No wonder Antonio Cobas is smiling - at last his West Honda Pons team are starting a grand prix on a level playing field.

On Sunday at Motegi in Japan, they join the four-stroke brigade for the first time when Alex Barros rides the RCV Honda four-stroke after 12 previous races attempting to stay with the 990cc five-cylinder flyers that have dominated the first year of the new MotoGP World Championship.

Barros will ride the RCV machine on Sunday, after some superb performances on the NSR 500cc two-stroke Honda. The Brazilian's fourth place in the championship puts him easily the best two- stroke of the season so far and his reward - a ride on the machine that has only been beaten once in 12 grands prix this season.

''I'm looking forward to working with the four-stroke although I really don't know what to expect,'' revealed Technical Director Cobas. ''It's very important for us to start understanding the machine in order to be ready for next season. I will be the only person involved in both the four-stroke RCV of Alex and the NSR two-stroke of Loris Capirossi because the rest of the team will look after their own rider. I will really enjoy trying to understand the problems of the four-stroke and it should be a very interesting weekend.''

To be honest, there have not been many problems with the RCV Honda this year and Barros's four-stroke experience in the Suzuka Eight Hour race means he should take to the machine like a duck to water.

The World 250cc Champion Daijiro Kato rode into second place at the Czech Republic Grand Prix last month, making his debut on the RCV. Ironically, that was the only time the Honda has not won a grand prix this season with Max Biaggi bringing Yamaha their only victory of the year so far.

Apart from that slight blip, it's been victory all the way for the RCV with Italian Valentino Rossi clinching the first MotoGP world title in Brazil last week when he won his tenth grand prix of the season. Apart from the Biaggi defeat, the only other person to take the chequered flag in front of Rossi was his team-mate Tohru Ukawa, who took advantage of a mistake by the champion on the last lap of the Africa's Grand Prix.

So what makes the RCV 211V Honda four-stroke, which only made its public debut at Motegi a year ago with Honda's favourites sons Mick Doohan and Freddie Spencer in control, such a world- beater. As with any successful machine it's not one single factor but a package of innovative ideas and features that have produced a truly remarkable racing motorcycle.

Where do you start?

The 990cc four-stroke engine is a very compact unit that churns out an incredible 225bhp, which produces a top speed of around 320kmh. The RCV's narrow 75.5 degree angle allows a much shorter engine layout.

There are four main bearings on the forward-spinning crank with two outer pairs of cylinders each mounted on single crankpins, with the fifth cylinder mounted centrally on it's own crankpin. The motor is so compact it can be mounted in the frame in a way that greatly improves the machine's overall handling.

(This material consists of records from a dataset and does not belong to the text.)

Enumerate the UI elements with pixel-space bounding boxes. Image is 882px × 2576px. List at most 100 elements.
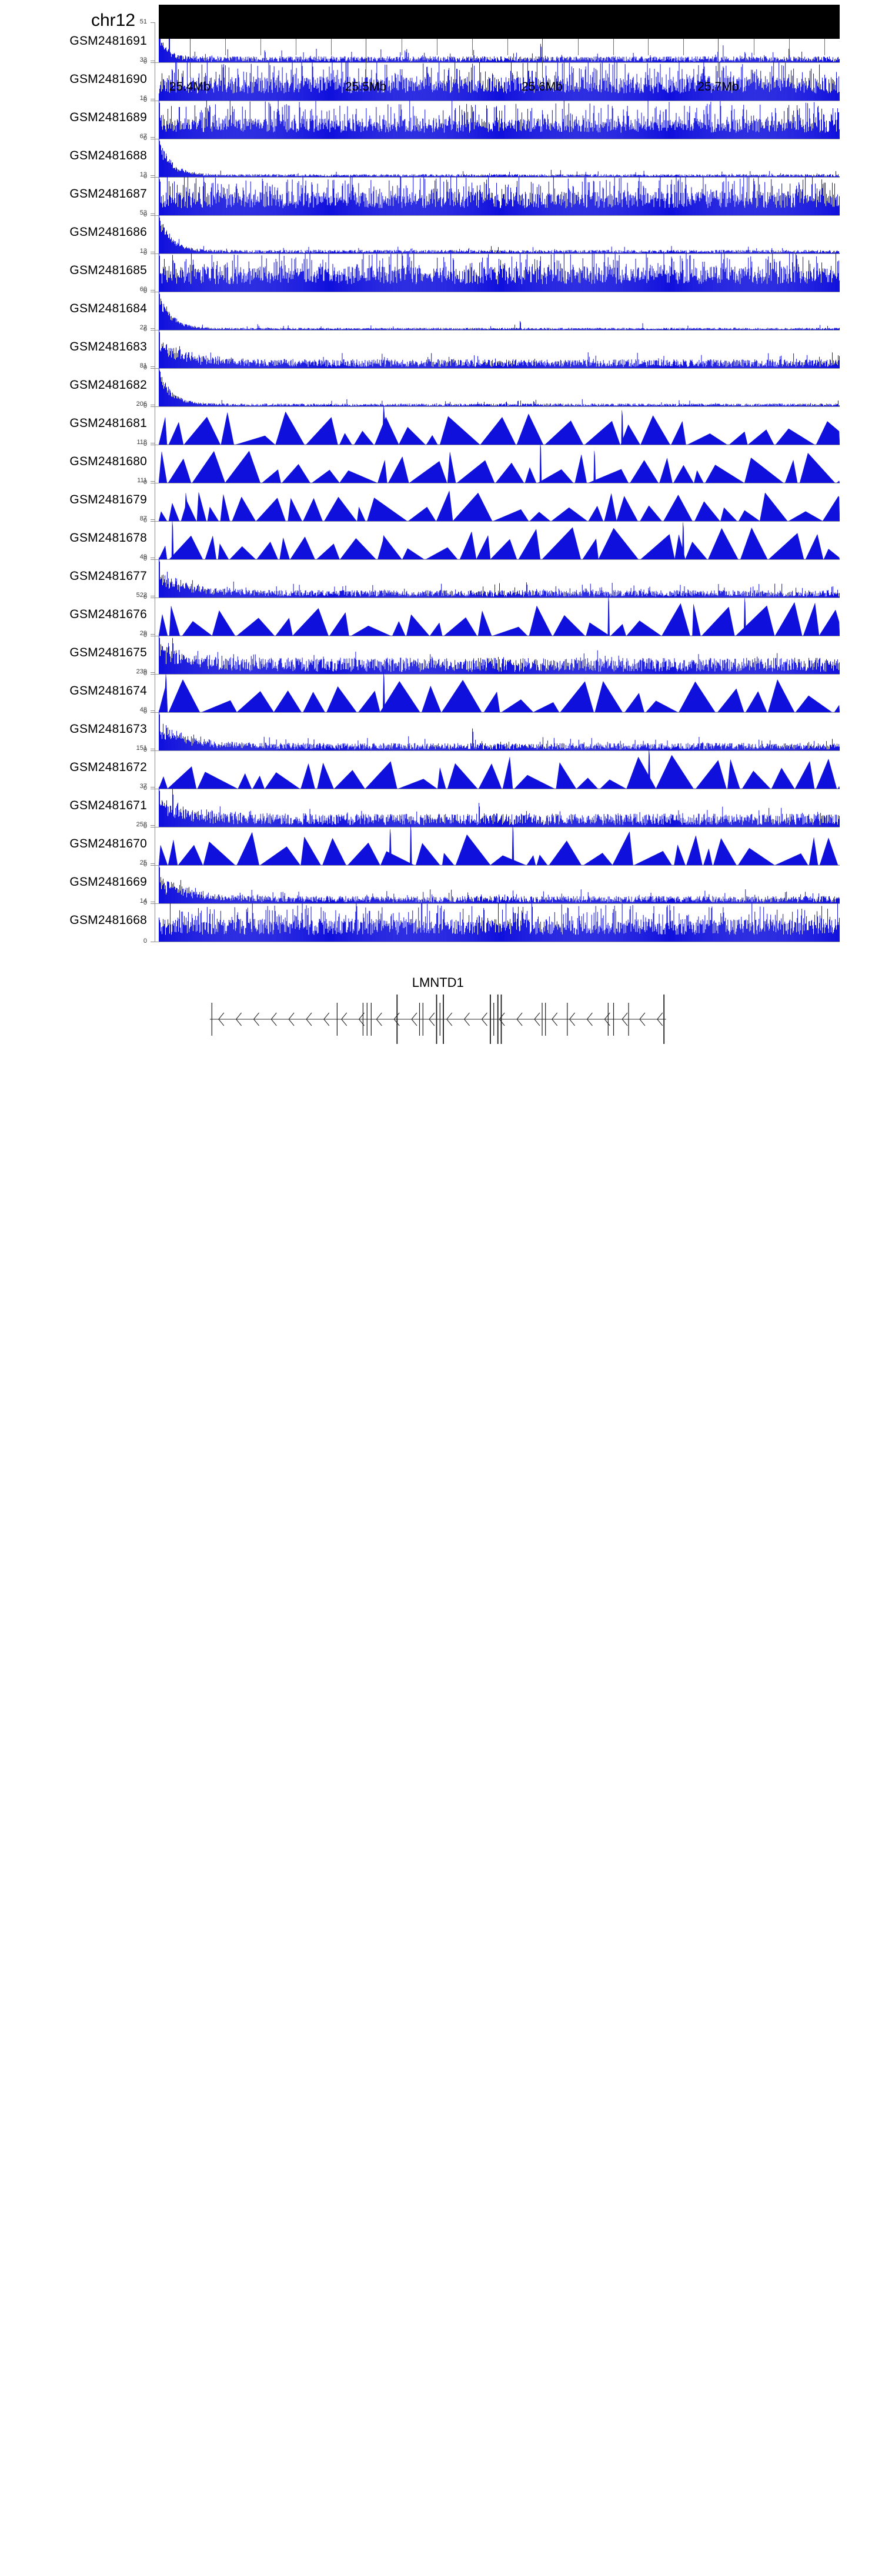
y-axis-max-tick [151, 672, 155, 673]
track-sample-label: GSM2481668 [69, 913, 147, 927]
y-axis-max-label: 118 [136, 439, 147, 446]
ideogram-bar[interactable] [159, 5, 840, 39]
track-sample-label: GSM2481686 [69, 225, 147, 239]
coverage-track[interactable]: GSM2481682 81 0 [0, 362, 882, 409]
gene-model-track: LMNTD1 [0, 975, 882, 1046]
y-axis-max-tick [151, 634, 155, 635]
y-axis-max-label: 151 [136, 745, 147, 752]
coverage-plot-area[interactable] [159, 825, 840, 865]
coverage-track[interactable]: GSM2481672 151 0 [0, 745, 882, 792]
coverage-plot-area[interactable] [159, 787, 840, 827]
axis-minor-tick [789, 39, 790, 55]
track-sample-label: GSM2481684 [69, 302, 147, 315]
axis-minor-tick [225, 39, 226, 55]
y-axis-min-tick [151, 521, 155, 522]
y-axis-max-label: 22 [139, 324, 147, 331]
coverage-track[interactable]: GSM2481690 33 0 [0, 56, 882, 104]
y-axis-max-label: 29 [139, 630, 147, 637]
track-baseline [155, 903, 840, 904]
track-baseline [155, 253, 840, 254]
coverage-plot-area[interactable] [159, 519, 840, 559]
coverage-track[interactable]: GSM2481671 37 0 [0, 783, 882, 830]
coverage-track[interactable]: GSM2481689 16 0 [0, 95, 882, 142]
y-axis-min-tick [151, 62, 155, 63]
coverage-plot-area[interactable] [159, 366, 840, 406]
coverage-plot-area[interactable] [159, 213, 840, 253]
coverage-plot-area[interactable] [159, 137, 840, 177]
coverage-plot-area[interactable] [159, 99, 840, 139]
coverage-track[interactable]: GSM2481686 53 0 [0, 209, 882, 256]
y-axis-min-label: 0 [143, 402, 147, 409]
coverage-track[interactable]: GSM2481688 67 0 [0, 133, 882, 180]
y-axis-max-tick [151, 787, 155, 788]
track-sample-label: GSM2481691 [69, 34, 147, 48]
coverage-plot-area[interactable] [159, 481, 840, 521]
track-sample-label: GSM2481677 [69, 569, 147, 583]
y-axis-max-label: 67 [139, 133, 147, 140]
y-axis-max-label: 33 [139, 56, 147, 64]
track-sample-label: GSM2481676 [69, 608, 147, 621]
y-axis-min-label: 0 [143, 632, 147, 639]
coverage-plot-area[interactable] [159, 61, 840, 101]
y-axis-min-label: 0 [143, 517, 147, 524]
y-axis-min-tick [151, 330, 155, 331]
coverage-track[interactable]: GSM2481678 87 0 [0, 515, 882, 562]
coverage-track[interactable]: GSM2481685 13 0 [0, 248, 882, 295]
coverage-track[interactable]: GSM2481675 29 0 [0, 630, 882, 677]
track-baseline [155, 865, 840, 866]
coverage-plot-area[interactable] [159, 634, 840, 674]
coverage-track[interactable]: GSM2481679 111 0 [0, 477, 882, 524]
y-axis-max-tick [151, 22, 155, 23]
coverage-plot-area[interactable] [159, 290, 840, 330]
y-axis-max-label: 522 [136, 592, 147, 599]
y-axis-min-label: 0 [143, 937, 147, 945]
track-sample-label: GSM2481673 [69, 722, 147, 736]
y-axis-max-tick [151, 290, 155, 291]
y-axis-min-label: 0 [143, 441, 147, 448]
track-baseline [155, 521, 840, 522]
coverage-track[interactable]: GSM2481674 239 0 [0, 668, 882, 715]
track-sample-label: GSM2481688 [69, 149, 147, 162]
coverage-plot-area[interactable] [159, 443, 840, 483]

A revolutionary dry sump prevents oil starvation under heaving braking, constant cornering and quick acceleration and allows the oil reservoir to be positioned in the transmission cavity rather than the crankcase. The dry sump also reduces oil drag, reduces pumping loss, stabilises the oil level and reduces the size and weight of the engine.

Two fuel injectors are controlled by a computer run engine management system. They are situated upstream and downstream of the throttle valve. The downstream injector controls low to middle range throttle response while the upstream injector controls flat out throttle response resulting in highly linear response coupled with high power output. Also featured is a variable fuel pressure mechanism which supplies a highly precise fuel supply volume thus improving throttle control. The Attached Fuel Control System achieves an optimal air/fuel mixture that significantly improves both rideability and fuel consumption.

The brand new Unit Pro-Link suspension system only connects to the main chassis at the swing arm pivot and one other point. The elimination of the upper frame mount helps with the bike's centre of gravity and also allows a fuel tank to be fitted under the seat. Chatter problems have been reduced due to the new flexible chassis, without deep beams sections and makes the machine easier to ride.

The new advanced CAD simulated designed swinging arm produces the best of both worlds. It's laterally more flexible than its NSR counterpart but torsionally more rigid.

It's the complete package that's only 18 months ago was still on the drawing board. The other manufacturers are flat-out in their efforts to match the world's first V-five motorcycle but they still have a long long way to go.

You have the feeling after reading all that and glancing at the MotoGP results this season that Antonio Cobas could have an even bigger grin on his face after the 25-lap race on Sunday at the Motegi home of Honda.